Rehabilitation

A low buzzing sound filtered out from the array of computers and hand radios scattered across the darkened living room. Exposed wires were thrown carelessly across a filthy concrete floor, their copper fringed exposed and giving out sparks. A TV, set on static, buzzed in the corner, illuminating the form of a man hunched over in a chair in front of the screen.

His slender hand gripped a mask between them, his fingers brushing across the familiar stitching, re-introducing themselves to the feeling of burlap once more. Blue eyes, bright before but now dulled, stared down at the brown texture, and thin lips were set in a tensed line. Occasionally, they flickered towards a glove like contraption set on a table in front of him, with long needles coming out that held an orange fluid within them. It had been 43 days, 6 hours, 12 minutes and 27 seconds since he had been deemed legally sane. It had been 1 day, 4 hours, 26 minutes and 13 seconds since he killed his psychologist, and exactly 9 hours since he had gotten a hold of his mask once more.

Congrats, you're sane, now go get a job. That's what the psychologist he had been assigned drilled into him in the last meeting they held. Jonathan had been forced to take several deep breaths to prevent him from completely tearing off the man's haughty face.

It had been determined already by Arkham that he would never be given a teaching position again, especially with his history at Gotham University. He would likely never be employed in any field of psychology, and he could kiss any hopes of being a chemist goodbye. This left either fast food work, or retail work, and Jonathan had a firm distaste for either of those options.

So, with minimal choices left in his newfound freedom, he had decided to become a recluse. He drowned himself in his personal work once more. He weaseled the supplies needed off of merchants and beggars, and gained money by selling the vials of toxin he produced to fellow rogues and needy lowlifes, who had begun to alter the formula in order to get a 'high' off of his work. This, apparently, was very effective; enough so that Jonathan had been tempted to try it out himself, for scientific reasons of course. He had decided not to after seeing the side-effects on the news. Those foaming mouths and delusional eyes had put him off of his appetite for a few days. So far no one had caught on that it was his toxin though, seeing how altered from the original the new drug was, but Jonathan still felt a sense of unease in his gut.

The last thing he wanted was the bat to come crashing through another one of his windows.

He began to adapt to normalcy after his release. He rented a small apartment in the Narrows, which was an extremely unsafe location, but the only place he could actually afford with what he had left. He went out to cafés and restaurants, but often found himself leaving just a soon as he arrived when the stares from other patrons became too much to handle. A few times now he had even been assaulted, and had returned to his apartment more than once to crude graffiti spray-painted on the windows and doors. It seemed like Gotham really did never forgive, something he had learned the hard way throughout his criminal career.

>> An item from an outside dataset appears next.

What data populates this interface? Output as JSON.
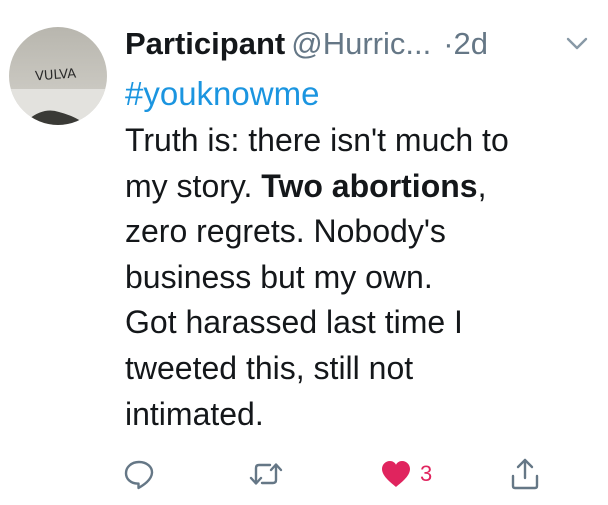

He even attended his meetings with the assigned psychologist for a while, up until the last meeting of course. Hell, he even visited the other Rogues in Arkham. The other Rouges being Edward and Jervis, who were the only two he ever really got along with.

In reality, this life he was now living seemed to have become an endless, monochromatic blur, set between the cycle of waking up to nothing and falling asleep to nothing. He felt trapped in the motion, like he had lost the meaning he once possessed when he adorned the Scarecrow costume. The night the psychologist was killed, Jonathan had used a dosage of fear toxin he had concealed on his person. The look of pure terror that had embedded itself onto the man's face was ingrained within Jonathan's mind, and whenever he closed his eyes, it was the first thing he saw.

He had taken the body back to his apartment.

Not because he had some necrophilia obsession with it, no, and not because it was a form of comfort. He merely wanted to refresh himself of what real terror looks like, and found that the psychologists face was the best way to do so. Recently, though, the smell had become too much to bear, and Jonathan had stopped opening the trash bag the man's corpse had been stuffed into.

It was also shortly after he killed the psychologist that he heard Scarecrows voice again. The familiar whispery tone, which had been silenced ever since his release, had returned in force with its hymns of revenge and terror. Scarecrow scolded him for his weakness, and urged Jonathan to allow him to take over once more, to punish those that had abused him during this fragile time.

Jonathan had almost let him.

But for them to be together once more renewed the motivation that had been absent in Jonathan's life. Enough so, that he had broken into the Arkham storage center, with the help of a few of Edwards goons, and retrieved the costume he had long been forcing himself to avoid.

This brought him here, to this very moment. To Jonathan, The monochromatic life he had been forced to endure, which was much like the static television in front of him now, was beginning to fade.

To Scarecrow, this was the Pentecost he had long since awaited for.

Jonathan leaned forward, and with a swift motion he pulled the familiar burlap sack over his head, concealing his bright blue eyes behind hollowed black pits. He stood to his full towering height, and grabbed the glove from the table before securing it onto his hand. His other hand brushed against the remote set on the chairs armrest, and with a single click, he shut the static off.

Tonight, Gotham would taste true fear once more.